Why is table CHARSET set to utf8mb4 and COLLATION to utf8mb4_unicode_520_ci Why is table CHARSET set to utf8mb4 and COLLATION to utf8mb4_unicode_520_ci wordpress wordpress

Why is table CHARSET set to utf8mb4 and COLLATION to utf8mb4_unicode_520_ci


In the past, there was only utf8; in the future, utf8mb4 will be the default character set. now utf8mb4 is the default character set.

In the past, _general_ci was the default collation; then _unicode_ci (Unicode 4.0) was better, then _unicode_520_ci (Unicode 5.20). In the future (MySQL 8.0), the default will be _0900_ci_ai (Unicode 9.0).

Meanwhile, the road is full of potholes generated by MySQL's past mistakes.

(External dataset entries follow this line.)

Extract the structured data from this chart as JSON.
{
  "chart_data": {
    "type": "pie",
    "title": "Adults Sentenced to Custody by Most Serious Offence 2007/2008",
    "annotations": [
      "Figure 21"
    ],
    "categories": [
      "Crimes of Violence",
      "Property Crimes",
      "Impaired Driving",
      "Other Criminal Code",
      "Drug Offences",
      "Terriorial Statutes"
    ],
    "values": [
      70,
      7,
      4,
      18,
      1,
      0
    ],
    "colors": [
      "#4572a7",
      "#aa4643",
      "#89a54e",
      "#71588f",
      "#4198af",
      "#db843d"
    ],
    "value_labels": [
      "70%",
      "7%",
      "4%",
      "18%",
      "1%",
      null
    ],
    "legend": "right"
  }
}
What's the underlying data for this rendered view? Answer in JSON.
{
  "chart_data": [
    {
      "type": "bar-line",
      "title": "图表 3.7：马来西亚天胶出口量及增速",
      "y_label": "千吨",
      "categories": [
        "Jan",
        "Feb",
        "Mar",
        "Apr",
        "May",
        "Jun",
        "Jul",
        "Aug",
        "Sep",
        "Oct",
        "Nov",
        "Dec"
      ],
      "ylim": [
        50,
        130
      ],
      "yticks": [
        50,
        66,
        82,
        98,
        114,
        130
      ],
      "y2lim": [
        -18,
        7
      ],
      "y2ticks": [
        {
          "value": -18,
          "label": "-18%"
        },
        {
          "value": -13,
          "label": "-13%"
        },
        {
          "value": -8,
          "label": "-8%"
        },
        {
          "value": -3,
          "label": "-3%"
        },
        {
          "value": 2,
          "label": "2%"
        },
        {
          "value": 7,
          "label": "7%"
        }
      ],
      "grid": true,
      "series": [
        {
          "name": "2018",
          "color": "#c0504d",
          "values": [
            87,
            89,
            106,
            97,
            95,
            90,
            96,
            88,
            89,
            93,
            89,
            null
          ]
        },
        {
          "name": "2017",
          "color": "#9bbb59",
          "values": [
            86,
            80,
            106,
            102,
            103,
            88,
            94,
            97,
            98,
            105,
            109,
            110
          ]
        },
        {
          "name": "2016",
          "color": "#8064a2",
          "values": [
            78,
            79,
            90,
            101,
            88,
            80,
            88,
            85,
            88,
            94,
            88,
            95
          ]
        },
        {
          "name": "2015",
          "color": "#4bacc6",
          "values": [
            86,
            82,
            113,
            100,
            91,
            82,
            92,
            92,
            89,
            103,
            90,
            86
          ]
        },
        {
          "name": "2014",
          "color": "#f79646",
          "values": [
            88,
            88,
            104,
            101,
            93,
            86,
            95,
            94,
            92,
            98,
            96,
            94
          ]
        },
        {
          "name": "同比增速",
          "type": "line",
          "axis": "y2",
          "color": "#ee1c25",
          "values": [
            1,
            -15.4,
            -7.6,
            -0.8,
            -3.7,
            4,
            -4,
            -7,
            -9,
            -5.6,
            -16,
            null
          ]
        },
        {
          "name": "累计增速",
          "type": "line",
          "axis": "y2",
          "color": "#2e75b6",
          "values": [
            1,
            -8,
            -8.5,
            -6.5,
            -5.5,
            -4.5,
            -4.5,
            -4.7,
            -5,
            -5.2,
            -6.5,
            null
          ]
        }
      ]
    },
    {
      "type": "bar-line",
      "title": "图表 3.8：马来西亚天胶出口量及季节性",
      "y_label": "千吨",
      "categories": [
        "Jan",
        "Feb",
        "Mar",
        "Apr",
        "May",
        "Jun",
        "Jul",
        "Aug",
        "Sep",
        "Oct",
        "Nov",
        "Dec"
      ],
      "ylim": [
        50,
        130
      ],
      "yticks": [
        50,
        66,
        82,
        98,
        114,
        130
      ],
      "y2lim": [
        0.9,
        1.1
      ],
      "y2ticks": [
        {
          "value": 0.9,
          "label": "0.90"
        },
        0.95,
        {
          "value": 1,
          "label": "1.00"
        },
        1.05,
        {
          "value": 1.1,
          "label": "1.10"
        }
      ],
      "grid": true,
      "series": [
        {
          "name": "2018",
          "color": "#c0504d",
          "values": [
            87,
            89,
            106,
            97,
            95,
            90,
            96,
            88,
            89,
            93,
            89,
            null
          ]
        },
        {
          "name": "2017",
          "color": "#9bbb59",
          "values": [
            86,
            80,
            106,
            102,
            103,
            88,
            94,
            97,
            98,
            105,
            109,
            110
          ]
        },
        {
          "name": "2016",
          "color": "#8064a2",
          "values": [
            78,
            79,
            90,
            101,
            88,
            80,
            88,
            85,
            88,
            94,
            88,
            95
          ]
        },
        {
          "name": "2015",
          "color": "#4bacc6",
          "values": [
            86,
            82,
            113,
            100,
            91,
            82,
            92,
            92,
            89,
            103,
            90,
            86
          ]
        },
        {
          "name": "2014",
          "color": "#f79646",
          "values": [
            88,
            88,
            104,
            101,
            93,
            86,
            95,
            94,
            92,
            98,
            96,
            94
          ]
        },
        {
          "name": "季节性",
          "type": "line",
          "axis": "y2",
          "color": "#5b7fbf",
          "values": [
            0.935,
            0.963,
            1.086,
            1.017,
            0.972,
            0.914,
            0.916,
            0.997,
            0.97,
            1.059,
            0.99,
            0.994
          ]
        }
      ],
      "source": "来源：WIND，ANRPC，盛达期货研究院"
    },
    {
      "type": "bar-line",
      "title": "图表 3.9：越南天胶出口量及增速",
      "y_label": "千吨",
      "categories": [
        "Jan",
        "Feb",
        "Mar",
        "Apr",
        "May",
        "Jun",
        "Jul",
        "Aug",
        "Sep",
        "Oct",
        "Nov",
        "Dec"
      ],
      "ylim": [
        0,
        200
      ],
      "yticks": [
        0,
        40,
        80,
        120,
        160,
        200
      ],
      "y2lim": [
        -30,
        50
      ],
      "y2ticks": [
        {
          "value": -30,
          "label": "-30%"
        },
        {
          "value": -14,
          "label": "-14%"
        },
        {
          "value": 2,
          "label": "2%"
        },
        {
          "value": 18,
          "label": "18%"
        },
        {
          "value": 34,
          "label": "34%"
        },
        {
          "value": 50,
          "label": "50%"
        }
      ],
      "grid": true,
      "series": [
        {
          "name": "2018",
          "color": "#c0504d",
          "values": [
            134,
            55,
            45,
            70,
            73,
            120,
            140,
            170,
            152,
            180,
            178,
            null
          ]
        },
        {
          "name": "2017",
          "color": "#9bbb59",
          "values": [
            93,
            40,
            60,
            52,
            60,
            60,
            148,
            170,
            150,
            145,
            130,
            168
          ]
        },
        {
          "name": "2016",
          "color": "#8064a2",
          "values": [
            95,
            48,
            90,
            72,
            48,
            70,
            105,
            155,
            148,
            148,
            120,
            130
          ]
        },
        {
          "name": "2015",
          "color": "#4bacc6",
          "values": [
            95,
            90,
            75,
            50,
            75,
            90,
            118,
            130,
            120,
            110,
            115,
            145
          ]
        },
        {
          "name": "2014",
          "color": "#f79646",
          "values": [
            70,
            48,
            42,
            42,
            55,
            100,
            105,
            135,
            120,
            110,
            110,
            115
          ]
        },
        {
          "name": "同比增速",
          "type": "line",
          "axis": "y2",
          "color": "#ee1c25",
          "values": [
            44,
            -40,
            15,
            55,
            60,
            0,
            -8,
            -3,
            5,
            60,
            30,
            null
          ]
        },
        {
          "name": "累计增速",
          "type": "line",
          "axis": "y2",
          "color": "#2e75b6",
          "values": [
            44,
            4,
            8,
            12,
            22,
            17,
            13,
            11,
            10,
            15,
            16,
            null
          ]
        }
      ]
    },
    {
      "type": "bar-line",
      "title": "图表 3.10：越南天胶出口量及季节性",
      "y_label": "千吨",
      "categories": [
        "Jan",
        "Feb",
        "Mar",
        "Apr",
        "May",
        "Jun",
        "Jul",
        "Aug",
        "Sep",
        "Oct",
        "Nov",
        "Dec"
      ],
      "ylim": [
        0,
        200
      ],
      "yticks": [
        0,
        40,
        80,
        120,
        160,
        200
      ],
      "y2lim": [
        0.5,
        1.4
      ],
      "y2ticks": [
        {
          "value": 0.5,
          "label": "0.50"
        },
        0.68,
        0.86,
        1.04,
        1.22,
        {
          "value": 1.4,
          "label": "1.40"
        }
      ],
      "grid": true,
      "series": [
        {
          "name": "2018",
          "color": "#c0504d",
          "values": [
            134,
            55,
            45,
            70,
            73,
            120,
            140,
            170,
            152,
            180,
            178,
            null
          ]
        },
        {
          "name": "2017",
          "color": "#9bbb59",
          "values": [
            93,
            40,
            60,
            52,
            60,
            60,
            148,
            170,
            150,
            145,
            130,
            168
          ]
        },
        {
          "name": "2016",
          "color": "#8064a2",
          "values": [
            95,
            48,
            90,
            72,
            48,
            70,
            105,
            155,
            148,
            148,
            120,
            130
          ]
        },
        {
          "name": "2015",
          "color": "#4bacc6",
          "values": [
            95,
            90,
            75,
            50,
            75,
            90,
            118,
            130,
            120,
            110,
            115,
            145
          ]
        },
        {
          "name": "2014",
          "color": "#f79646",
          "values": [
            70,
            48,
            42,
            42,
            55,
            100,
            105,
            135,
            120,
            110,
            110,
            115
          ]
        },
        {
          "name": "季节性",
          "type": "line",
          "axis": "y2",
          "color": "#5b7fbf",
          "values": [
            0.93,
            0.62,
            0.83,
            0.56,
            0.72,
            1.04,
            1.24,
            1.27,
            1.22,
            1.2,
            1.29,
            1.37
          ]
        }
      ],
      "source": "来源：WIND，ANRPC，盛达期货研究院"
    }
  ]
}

And WP designers are driving in a big tank that does not notice the potholes.

MySQL 5.6 was a big pothole that swallowed up many a WP user because of a 767 limit on indexes together with WP indexes on the overly-long VARCHAR(255) and the possibility of using utf8mb4. You are well past it by having 5.7.17. (Your future move to 8.0 will be less bumpy.)

That is, newly created databases/tables/columns on 5.7.7+ should not experience the 767 problem, but things migrated from older versions (5.5.3+) may have issues, especially if something causes you to change to utf8mb4.

What to do? I'll probably run out of space trying to spell out all the options. So provide the history of the data, the upgrade path (if any), the current settings, the ROW_FORMAT of the tables, the CHARACTER SET and COLLATION of the columns, the output of SHOW VARIABLES LIKE 'char%';

Where should you be? For 5.7.7+, utf8mb4 and utf8mb4_unicode_520_ci wherever practical. That charset gives you Emoji and all of Chinese (utf8 does not). That collation is the best available, although you might be hard pressed to notice where it matters.

Note: the first part of the collation name is the only character set that it works with. That is utf8_unicode_ci does not work with utf8mb4.